A total of 495 patients were enrolled from June 2010 to February 2015; 475 were evaluable (fluorouracil-radiotherapy, n = 155; mFOLFOX6-radiotherapy, n = 157; mFOLFOX6, n = 163). In the fluorouracil-radiotherapy, mFOLFOX6-radiotherapy, and mFOLFOX6 groups, the rate of pathologic complete response (pCR) was 14.0%, 27.5%, and 6.6%, and downstaging (ypStage 0 to 1) was achieved by 37.1%, 56.4%, and 35.5% of patients, respectively. Higher toxicity and more postoperative complications were observed in patients who received radiotherapy.
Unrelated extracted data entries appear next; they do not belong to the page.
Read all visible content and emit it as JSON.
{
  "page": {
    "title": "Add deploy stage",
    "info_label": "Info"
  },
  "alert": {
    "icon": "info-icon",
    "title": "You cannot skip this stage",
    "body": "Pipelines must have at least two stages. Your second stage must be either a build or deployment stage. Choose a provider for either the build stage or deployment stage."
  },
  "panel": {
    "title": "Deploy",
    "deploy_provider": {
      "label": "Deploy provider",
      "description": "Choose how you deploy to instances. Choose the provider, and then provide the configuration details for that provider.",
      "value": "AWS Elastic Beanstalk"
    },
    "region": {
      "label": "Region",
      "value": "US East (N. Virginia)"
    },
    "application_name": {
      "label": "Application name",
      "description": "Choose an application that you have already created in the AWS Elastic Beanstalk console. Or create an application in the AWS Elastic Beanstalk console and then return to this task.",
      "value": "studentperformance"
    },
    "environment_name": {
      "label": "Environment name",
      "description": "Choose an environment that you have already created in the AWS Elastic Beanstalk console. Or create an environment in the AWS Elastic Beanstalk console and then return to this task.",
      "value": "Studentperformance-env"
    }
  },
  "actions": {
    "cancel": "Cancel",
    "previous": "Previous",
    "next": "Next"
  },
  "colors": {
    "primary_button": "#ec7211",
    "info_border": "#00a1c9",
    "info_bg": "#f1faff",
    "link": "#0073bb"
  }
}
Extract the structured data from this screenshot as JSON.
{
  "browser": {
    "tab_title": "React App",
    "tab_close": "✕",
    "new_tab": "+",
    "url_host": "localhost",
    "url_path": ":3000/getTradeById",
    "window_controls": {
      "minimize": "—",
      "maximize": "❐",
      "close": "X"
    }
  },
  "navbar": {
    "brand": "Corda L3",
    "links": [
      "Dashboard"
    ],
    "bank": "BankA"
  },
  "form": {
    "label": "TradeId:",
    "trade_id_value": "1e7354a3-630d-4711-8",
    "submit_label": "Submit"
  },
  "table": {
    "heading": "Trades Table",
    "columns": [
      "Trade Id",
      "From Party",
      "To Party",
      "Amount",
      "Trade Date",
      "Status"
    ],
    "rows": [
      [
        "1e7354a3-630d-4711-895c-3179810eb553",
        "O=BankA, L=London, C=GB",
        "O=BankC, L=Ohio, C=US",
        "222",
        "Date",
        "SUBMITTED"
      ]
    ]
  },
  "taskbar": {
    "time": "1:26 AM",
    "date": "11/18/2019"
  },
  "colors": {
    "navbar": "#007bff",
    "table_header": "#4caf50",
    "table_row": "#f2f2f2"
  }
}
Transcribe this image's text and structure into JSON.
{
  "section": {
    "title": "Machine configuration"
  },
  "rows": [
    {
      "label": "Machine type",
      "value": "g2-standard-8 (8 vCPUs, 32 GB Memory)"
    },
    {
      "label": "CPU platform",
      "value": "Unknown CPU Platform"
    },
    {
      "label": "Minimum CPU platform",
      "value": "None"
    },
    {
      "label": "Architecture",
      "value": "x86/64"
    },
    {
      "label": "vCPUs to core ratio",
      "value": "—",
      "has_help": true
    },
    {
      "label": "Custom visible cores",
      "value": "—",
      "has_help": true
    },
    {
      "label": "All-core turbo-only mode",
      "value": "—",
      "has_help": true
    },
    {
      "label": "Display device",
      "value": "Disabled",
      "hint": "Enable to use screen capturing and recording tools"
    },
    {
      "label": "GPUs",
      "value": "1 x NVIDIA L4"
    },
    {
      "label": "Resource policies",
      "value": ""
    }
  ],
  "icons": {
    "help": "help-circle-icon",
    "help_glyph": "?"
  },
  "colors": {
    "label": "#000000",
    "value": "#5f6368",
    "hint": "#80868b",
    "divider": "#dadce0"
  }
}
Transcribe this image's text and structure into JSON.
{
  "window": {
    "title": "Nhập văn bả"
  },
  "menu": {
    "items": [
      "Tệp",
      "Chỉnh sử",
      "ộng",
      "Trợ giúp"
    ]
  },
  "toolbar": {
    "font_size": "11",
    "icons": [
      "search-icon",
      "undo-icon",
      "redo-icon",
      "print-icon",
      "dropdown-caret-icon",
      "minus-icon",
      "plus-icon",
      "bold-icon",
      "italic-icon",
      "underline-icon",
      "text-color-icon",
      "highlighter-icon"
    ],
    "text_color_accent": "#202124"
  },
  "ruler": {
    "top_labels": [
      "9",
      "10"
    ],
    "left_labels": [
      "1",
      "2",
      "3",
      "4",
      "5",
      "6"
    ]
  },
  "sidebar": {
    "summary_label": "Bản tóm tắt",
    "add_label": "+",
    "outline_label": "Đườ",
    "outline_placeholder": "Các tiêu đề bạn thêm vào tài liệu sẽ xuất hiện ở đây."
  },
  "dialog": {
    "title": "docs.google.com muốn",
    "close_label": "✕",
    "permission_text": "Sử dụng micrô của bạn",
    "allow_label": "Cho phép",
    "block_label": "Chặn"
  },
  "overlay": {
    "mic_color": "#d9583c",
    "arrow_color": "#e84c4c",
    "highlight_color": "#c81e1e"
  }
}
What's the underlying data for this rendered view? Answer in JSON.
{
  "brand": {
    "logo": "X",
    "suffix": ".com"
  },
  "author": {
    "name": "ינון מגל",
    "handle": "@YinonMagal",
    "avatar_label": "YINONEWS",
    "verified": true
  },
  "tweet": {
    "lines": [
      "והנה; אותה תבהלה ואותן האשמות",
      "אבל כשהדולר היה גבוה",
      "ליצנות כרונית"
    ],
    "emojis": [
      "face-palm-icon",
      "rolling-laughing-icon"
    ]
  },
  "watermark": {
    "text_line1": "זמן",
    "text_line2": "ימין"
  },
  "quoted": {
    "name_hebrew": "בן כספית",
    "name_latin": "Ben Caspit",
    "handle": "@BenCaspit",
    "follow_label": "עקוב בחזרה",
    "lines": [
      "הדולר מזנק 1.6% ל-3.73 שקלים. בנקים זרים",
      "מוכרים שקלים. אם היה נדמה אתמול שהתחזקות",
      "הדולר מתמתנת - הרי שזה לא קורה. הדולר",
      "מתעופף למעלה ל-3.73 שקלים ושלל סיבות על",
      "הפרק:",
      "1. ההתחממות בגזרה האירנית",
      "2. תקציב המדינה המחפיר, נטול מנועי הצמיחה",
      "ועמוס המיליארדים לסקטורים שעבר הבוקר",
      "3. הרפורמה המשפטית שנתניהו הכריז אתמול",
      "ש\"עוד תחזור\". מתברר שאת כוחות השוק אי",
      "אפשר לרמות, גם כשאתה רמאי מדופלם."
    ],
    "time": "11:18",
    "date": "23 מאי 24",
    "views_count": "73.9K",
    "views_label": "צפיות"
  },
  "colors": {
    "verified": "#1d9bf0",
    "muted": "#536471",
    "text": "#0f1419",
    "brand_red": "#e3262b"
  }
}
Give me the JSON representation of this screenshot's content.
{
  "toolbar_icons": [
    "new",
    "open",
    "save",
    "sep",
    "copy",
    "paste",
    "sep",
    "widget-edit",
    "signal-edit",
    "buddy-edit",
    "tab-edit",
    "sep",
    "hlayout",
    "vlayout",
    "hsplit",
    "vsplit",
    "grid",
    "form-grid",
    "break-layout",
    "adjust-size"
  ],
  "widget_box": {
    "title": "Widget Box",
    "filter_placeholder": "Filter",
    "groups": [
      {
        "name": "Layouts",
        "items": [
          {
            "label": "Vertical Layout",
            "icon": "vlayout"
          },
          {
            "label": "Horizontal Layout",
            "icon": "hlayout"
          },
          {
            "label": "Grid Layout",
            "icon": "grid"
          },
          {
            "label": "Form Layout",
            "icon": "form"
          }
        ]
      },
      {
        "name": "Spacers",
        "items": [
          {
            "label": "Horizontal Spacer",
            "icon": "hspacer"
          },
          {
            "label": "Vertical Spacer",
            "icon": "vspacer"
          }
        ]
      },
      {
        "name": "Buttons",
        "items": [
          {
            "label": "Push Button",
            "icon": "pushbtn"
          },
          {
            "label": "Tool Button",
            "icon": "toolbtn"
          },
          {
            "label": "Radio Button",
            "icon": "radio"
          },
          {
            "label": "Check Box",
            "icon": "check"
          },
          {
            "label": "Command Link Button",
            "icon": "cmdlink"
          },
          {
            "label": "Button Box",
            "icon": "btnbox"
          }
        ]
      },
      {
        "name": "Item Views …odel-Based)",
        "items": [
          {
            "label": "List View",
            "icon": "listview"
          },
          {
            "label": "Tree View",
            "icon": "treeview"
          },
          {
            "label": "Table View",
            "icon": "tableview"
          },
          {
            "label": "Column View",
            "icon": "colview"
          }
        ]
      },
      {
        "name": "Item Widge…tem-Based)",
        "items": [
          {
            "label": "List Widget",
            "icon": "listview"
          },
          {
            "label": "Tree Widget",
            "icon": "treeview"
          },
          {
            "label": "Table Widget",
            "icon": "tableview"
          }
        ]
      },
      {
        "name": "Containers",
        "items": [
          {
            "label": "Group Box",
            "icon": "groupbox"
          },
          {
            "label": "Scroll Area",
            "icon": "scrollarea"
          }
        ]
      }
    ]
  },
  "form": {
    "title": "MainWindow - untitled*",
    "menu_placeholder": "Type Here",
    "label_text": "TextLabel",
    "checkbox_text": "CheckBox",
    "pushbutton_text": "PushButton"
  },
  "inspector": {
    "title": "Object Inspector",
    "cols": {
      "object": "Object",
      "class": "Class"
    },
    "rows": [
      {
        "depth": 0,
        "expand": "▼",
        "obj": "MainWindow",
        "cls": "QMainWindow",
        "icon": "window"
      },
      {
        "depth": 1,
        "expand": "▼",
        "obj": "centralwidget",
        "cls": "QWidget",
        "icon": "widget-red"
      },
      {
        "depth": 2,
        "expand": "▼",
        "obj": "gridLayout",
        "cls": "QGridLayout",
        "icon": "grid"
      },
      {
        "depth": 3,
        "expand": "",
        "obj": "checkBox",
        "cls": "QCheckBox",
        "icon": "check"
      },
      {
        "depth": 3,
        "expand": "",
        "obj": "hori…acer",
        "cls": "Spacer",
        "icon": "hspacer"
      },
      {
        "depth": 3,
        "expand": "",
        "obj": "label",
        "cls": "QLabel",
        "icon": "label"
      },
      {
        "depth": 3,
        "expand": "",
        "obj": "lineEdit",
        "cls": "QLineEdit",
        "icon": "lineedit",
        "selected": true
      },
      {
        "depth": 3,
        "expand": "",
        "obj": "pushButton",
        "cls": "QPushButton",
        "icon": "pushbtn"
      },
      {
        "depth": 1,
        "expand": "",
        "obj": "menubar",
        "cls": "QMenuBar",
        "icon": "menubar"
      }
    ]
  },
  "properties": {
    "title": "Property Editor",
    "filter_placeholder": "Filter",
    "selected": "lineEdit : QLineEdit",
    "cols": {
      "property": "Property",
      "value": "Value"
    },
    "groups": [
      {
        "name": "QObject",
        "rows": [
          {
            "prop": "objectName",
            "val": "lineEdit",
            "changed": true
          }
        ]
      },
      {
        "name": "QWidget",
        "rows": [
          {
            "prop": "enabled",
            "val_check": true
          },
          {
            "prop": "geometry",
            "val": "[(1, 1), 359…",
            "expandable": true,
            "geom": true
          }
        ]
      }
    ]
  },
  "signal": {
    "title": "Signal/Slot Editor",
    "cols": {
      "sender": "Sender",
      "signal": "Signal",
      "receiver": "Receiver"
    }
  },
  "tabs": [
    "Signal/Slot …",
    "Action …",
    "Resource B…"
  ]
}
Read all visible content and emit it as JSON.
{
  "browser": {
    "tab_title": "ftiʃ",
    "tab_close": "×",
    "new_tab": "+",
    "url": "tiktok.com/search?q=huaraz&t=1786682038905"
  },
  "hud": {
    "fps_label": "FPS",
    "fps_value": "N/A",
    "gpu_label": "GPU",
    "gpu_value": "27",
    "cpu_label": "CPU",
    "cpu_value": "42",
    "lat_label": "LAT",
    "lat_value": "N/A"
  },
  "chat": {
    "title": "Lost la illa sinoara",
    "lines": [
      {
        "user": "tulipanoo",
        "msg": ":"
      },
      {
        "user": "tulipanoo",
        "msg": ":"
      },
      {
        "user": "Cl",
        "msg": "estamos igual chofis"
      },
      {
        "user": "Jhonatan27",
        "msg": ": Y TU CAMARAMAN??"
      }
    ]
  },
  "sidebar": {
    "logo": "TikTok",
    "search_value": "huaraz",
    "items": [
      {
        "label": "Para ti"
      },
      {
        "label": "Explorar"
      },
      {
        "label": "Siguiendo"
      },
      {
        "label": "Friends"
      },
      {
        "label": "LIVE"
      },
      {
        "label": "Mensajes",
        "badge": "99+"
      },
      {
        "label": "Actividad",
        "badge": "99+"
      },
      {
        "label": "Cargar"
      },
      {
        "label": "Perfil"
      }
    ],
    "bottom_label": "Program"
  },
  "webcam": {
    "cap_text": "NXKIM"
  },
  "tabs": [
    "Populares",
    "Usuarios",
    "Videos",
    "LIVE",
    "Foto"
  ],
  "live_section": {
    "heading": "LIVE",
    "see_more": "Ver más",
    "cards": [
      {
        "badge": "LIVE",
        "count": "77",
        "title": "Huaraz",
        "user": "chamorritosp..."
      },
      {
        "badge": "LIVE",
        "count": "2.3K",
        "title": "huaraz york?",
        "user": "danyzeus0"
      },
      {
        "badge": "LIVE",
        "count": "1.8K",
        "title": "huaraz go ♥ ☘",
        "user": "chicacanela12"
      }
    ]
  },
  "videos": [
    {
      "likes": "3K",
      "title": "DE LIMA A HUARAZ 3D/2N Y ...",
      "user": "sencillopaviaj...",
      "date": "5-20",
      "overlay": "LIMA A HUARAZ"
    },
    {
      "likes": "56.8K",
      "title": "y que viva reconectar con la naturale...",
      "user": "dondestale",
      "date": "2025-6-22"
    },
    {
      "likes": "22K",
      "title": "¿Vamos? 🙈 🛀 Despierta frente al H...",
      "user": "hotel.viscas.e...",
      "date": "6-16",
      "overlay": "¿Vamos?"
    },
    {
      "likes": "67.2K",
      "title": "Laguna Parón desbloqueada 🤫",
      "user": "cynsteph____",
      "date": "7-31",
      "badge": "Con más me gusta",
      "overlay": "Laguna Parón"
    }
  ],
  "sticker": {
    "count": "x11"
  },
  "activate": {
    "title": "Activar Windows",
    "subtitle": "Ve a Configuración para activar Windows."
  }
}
mFOLFOX6-based preoperative chemoradiotherapy results in a higher pCR rate than fluorouracil-based treatment. Perioperative mFOLFOX6 alone had inferior results and a lower pCR rate than chemoradiotherapy but led to a similar downstaging rate as fluorouracil-radiotherapy, with less toxicity and fewer postoperative complications.
在术前氟尿嘧啶为基础的放化疗和术后化疗的基础上进行全直肠系膜切除术是局部晚期直肠癌的标准治疗方法。本研究调查了奥沙利铂联合和不联合术前放疗的作用。
在这项多中心、开放标签、III 期临床试验中,我们将中国成年人(18 至 75 岁)随机分为三组,局部晚期 II/III 期直肠癌患者:五周期的氟尿嘧啶输注(亚叶酸 400mg/m²,氟尿嘧啶 400mg/m²,氟尿嘧啶 2.4g/m²持续 48 小时)联合放疗(46.0 至 50.4Gy,在第 2 至 4 周期的 23 至 25 个分次中给予),随后进行手术,以及七周期的氟尿嘧啶输注,相同的治疗加静脉注射奥沙利铂 85mg/m²(每周期第 1 天)(改良 FOLFOX6 [mFOLFOX6]),或四至六周期的 mFOLFOX6 后进行手术,以及六至八周期的 mFOLFOX6。通过使用计算机生成的分块随机化代码进行随机分组。主要终点是 3 年无病生存率。报告了组织病理学反应和毒性的次要终点。
从 2010 年 6 月至 2015 年 2 月共纳入 495 例患者;475 例可评估(氟尿嘧啶放疗组,n=155;mFOLFOX6 放疗组,n=157;mFOLFOX6 组,n=163)。在氟尿嘧啶放疗组、mFOLFOX6 放疗组和 mFOLFOX6 组中,病理完全缓解(pCR)率分别为 14.0%、27.5%和 6.6%,分别有 37.1%、56.4%和 35.5%的患者降期(ypStage0 至 1)。接受放疗的患者毒性和术后并发症更多。
mFOLFOX6 为基础的术前放化疗比氟尿嘧啶为基础的治疗产生更高的 pCR 率。单纯围手术期 mFOLFOX6 治疗效果低于放化疗,但 pCR 率较低,降期率与氟尿嘧啶放疗相似,毒性和术后并发症较少。